Como a perfuração evoluiu ao longo dos anos até atingir o recorde?
A trajetória do buraco foi marcada por recordes sucessivos, celebrações soviéticas e, no fim, pela derrota diante da física. A cada nova marca atingida, a engenharia precisava ser reinventada para lidar com condições que nenhum equipamento havia enfrentado antes. O canal TikTak Draw – Português, com mais de 575 mil inscritos, conta a história completa do Poço de Kola em formato animado, incluindo a famosa lenda do “poço do inferno” e o que a ciência realmente encontrou lá embaixo:
A tabela abaixo resume os marcos cronológicos da perfuração, do início das operações ao lacramento definitivo do buraco:
| Ano | Profundidade alcançada | Evento |
|---|---|---|
| 1970 | Início da perfuração | Uralmash-4E começa a operar na Península de Kola |
| 1979 | 9.583 metros | Recorde mundial, superando o anterior americano |
| 1983 | 12.000 metros | Comemoração soviética do feito histórico |
| 1989 | 12.262 metros | Máxima histórica, recorde ainda vigente |
| 1992 | Perfuração encerrada | Broca quebra pelo calor extremo de 180 °C |
| 2008 | Selado definitivamente | Tampa de metal instalada, projeto encerrado |
É verdade que ouviram gritos do inferno no fundo do buraco?
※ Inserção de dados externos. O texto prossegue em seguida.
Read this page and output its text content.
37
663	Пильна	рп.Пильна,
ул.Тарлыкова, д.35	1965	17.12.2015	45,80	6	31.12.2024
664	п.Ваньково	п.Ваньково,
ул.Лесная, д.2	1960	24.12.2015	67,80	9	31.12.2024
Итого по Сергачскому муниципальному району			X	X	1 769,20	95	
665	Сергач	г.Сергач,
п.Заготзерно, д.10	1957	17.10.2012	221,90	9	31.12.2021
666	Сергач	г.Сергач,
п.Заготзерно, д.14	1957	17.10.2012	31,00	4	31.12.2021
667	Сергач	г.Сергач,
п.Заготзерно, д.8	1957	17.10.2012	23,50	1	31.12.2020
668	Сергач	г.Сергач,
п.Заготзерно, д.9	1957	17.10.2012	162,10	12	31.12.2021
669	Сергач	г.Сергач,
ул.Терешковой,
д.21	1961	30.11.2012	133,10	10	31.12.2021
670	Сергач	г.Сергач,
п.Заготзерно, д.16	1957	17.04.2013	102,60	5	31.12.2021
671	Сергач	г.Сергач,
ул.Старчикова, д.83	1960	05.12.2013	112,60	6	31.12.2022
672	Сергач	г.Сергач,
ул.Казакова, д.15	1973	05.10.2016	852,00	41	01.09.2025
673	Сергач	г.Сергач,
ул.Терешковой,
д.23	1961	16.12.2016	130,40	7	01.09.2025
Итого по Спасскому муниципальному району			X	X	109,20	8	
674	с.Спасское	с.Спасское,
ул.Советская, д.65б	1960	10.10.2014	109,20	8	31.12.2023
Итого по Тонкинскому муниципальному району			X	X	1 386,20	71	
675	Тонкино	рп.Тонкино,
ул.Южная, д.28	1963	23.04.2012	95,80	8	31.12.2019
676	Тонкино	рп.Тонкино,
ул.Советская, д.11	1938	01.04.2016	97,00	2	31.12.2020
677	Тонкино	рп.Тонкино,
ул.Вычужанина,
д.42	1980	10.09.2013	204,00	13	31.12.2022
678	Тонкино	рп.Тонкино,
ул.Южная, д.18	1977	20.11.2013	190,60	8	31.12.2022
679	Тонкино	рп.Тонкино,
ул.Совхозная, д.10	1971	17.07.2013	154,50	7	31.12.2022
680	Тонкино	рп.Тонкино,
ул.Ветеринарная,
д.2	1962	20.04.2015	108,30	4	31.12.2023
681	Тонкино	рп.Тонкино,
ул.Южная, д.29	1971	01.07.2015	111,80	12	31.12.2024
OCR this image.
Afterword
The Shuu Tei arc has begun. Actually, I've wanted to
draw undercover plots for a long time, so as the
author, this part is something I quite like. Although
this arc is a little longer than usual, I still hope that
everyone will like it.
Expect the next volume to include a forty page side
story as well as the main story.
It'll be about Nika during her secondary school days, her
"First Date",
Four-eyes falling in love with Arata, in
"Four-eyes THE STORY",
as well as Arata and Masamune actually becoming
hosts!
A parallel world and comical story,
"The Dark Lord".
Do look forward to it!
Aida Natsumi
Um dos mitos mais famosos sobre o Poço de Kola é a lenda dos “gritos das almas condenadas”. Segundo uma história que viralizou nos anos 1990, os cientistas teriam baixado um microfone resistente ao calor e gravado sons aterrorizantes vindos das profundezas. A história é completamente falsa e já foi desmentida inúmeras vezes por cientistas russos, mas ainda circula em programas sensacionalistas e nas redes sociais.
Na realidade, os ruídos captados em perfurações profundas são causados pelo movimento das rochas e pela expansão de gases sob pressão extrema. Em temperaturas tão altas, microfones comuns distorcem qualquer sinal, gerando chiados e estalos que podem parecer estranhos a ouvidos não treinados. A verdade do que existe a 12 km de profundidade é mais fascinante do que qualquer lenda de inferno que alguém possa inventar.
O buraco mais fundo do mundo ainda guarda lições para a ciência do século XXI
Hoje o Poço de Kola está abandonado, a instalação que abrigou dezenas de pesquisadores é um amontoado de metal enferrujado, e a tampa de aço é tudo o que resta visível do projeto. Ainda assim, há planos para transformar o local em um museu geológico, reconhecendo que o buraco que parecia apenas uma disputa da Guerra Fria foi, na prática, uma das maiores expedições científicas já realizadas sem sair do continente.
O Poço Superprofundo de Kola abriu caminho para projetos como o ICDP (Programa Internacional de Perfuração Continental) e continua sendo referência para qualquer discussão sobre os limites do que a engenharia humana consegue alcançar. O chão que pisamos guarda segredos de bilhões de anos, e o buraco soviético provou que perfurá-lo vale cada dificuldade enfrentada no caminho.